In Germany there was a large and long term national project on translation (of spoken languages), called Verbmobil funded by Germany's Federal Ministry of Research and Technology (BMBF) between 1993 and 2000. A particular outcome of this project, is that is allowed the creation of a relevant number of companies and of new chairs at universities.

It was followed by 3 further larger German projects, also funded by the BMBF: SmartKom (kind of following Verbmobil, including multiple modalities), SmartWeb -- Mobile Broadband Access to the Semantic Web, and COLLATE. The later was particularly important, since it was one the first project to concretely address the issues of a language infrastructure, including the issues of creating a information portal about the field (LT-World), a demonstration centre and evaluation of the technology. Concerning the topic of evaluation, a centre was created, resulting from the cooperation between Fundazione Bruno Kessler, the “Provincia autonoma di Trento” and the DFKI (see CELCT, Center for the Evaluation of Language and Communication Technologies, in the Italy/Trento region chapter).

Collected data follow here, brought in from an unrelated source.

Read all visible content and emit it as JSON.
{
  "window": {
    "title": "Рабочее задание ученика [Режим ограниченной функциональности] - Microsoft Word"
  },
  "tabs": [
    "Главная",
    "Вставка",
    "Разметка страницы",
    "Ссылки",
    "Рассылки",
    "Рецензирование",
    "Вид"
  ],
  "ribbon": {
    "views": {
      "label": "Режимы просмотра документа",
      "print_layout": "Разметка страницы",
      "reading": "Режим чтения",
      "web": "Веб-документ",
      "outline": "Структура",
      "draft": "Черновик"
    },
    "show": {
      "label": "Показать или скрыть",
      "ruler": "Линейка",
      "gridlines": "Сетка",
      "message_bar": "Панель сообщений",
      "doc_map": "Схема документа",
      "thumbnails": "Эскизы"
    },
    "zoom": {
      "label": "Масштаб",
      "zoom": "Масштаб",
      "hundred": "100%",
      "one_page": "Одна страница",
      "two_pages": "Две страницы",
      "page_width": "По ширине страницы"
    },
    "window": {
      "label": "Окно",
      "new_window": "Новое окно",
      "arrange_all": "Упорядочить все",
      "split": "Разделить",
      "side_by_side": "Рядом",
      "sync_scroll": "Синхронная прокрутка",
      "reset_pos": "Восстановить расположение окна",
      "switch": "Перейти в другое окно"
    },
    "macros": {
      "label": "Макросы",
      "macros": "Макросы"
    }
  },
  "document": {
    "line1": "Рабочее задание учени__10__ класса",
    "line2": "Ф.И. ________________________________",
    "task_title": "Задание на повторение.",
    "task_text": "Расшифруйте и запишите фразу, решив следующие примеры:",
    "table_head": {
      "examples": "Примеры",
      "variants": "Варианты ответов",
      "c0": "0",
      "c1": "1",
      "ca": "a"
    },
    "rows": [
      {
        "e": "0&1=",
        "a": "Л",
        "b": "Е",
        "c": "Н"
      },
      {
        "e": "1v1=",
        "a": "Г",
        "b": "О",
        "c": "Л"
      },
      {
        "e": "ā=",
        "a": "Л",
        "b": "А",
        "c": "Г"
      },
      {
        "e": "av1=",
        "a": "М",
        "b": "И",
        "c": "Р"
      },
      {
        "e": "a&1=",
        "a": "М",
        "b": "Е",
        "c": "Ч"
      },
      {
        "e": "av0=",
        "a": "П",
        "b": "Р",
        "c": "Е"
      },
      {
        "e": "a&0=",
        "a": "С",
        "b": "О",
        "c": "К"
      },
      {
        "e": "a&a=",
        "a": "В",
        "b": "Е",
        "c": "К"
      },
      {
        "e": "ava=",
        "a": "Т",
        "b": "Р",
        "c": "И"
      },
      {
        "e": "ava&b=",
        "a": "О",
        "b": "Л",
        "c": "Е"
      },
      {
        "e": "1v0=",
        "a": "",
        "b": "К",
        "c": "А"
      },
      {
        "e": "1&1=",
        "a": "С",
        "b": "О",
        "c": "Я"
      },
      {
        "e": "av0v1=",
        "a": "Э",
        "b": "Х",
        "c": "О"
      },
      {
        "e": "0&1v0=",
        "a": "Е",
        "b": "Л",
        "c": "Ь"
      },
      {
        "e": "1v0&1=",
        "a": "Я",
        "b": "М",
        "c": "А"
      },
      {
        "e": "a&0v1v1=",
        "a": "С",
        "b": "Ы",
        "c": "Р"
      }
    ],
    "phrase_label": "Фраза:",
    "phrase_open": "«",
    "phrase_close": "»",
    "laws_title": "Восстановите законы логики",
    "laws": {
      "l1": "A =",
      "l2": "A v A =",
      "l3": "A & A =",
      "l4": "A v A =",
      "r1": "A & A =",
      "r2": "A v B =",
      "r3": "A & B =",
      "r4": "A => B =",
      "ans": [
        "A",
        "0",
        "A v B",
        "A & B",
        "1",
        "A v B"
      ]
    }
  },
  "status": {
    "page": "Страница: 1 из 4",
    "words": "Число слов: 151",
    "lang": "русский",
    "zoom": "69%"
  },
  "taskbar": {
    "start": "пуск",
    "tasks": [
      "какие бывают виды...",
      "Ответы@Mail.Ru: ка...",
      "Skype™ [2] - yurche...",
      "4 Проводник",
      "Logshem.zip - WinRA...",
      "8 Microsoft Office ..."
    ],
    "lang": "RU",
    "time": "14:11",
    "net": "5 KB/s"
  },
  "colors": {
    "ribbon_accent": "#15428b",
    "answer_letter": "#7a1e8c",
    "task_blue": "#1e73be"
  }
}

Some national projects on the mark-up and annotation of Language Resources have been funded in the 1990 and early 2000, which have been (and are still ) very influential, not only in Germany. On the one hand, the project for developing the STTS (Stuttgart-Tübingen tagset). The work on annotation of language corpora in Germany has been building on STTS and extending it. 2 projects (NEGRA and TIGER), both partially funded by the Deutsche Forschungsgemeinschaft (DFG) have been delivering results that have allowed a large number of corpus based linguistic studies, and part of the annotation schemes are being further developed in other projects, like SFB 632 in Postdam. The annotation schemes proposed by those projects have turned up to constitute de facto standards in the field, and some adaptation and abstraction work over those annotation schemes have lead to an international standardization of syntactic annotation in the framework of ISO TC 37/SC4 on language resources management). The work done by many representatives of German institutions, both academic and industrial) in the context of standardization initiatives should be stressed, this being in the national context of DIN or in the international context of ISO, but also within W3C, in the context of a running ICT-PSP project on the “Multilingual Web”.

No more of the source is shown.